Volcanic ash can contain toxins that pose risks to human health, including respiratory issues; eye, skin and throat irritation; and more. The La Soufriere eruption emitted the most sulfur dioxide into the atmosphere of any tropical volcano since 2011, and the most of any Caribbean volcano since satellite measurements began in 1979, according to Simon Carn, volcanology specialist and professor of geology at Michigan Technological University.
In the wake of the La Soufriere eruption, local authorities with the World Health Organization (WHO) and the Pan-American Health Organization (PAHO) grew concerned about regional residents’ exposure to air and water pollution caused by the eruption. However, there are limited air quality monitoring capabilities in the region, so an air quality advisor with WHO/PAHO reached out to JPSS for remote sensing tools that could help.
In a quick-turn response to the urgent request, JPSS satellite data experts relayed an array of information that had been collected. Some of this included visualizations of sulfur dioxide clouds released into the atmosphere from the Ozone Mapping and Profiler Suite on the NOAA-20 and Suomi NPP satellites. Sulfur dioxide is one of the most abundant gases in volcanic ash plumes and can cause acid rain, air pollution, and health problems downwind of an eruption. Additionally, JPSS experts provided visualizations of the mesospheric gravity waves produced by the eruption, which affected the formation of the ash cloud. Observations like these, from the upper atmosphere, can help scientists understand how energy is transferred throughout the atmosphere during these events.

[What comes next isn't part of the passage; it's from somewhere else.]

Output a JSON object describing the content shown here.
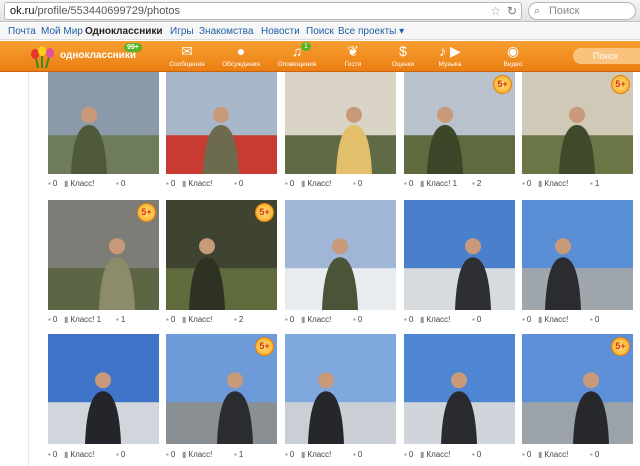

WHO and PAHO recently thanked the experts who compiled the remote sensing resources, saying, “The information you provided [is] very valuable. Satellite observations helped us to identify the countries potentially affected by the plume and we are sharing the recommendations with them as well… We keep monitoring satellite information to follow up on the emergency and its area of influence.”
The JPSS package for Mesospheric Gravity Waves and OMPS SO2 from the eruption on St. Vincent was prepared by Lihang Zhou, William Straka and Jianguo Niu. This support effort was coordinated with WHO and PAHO via Daniel Tong (NOAA Office of Oceanic and Atmospheric Research), who is the NASA Health and Air Quality Team (HAQAST) lead and a member of the JPSS Proving Grounds and Risk Reduction team. Mike Pavolonis provided satellite imagery from the University of Wisconsin's VOLcanic Cloud Analysis Toolkit (VOLCAT).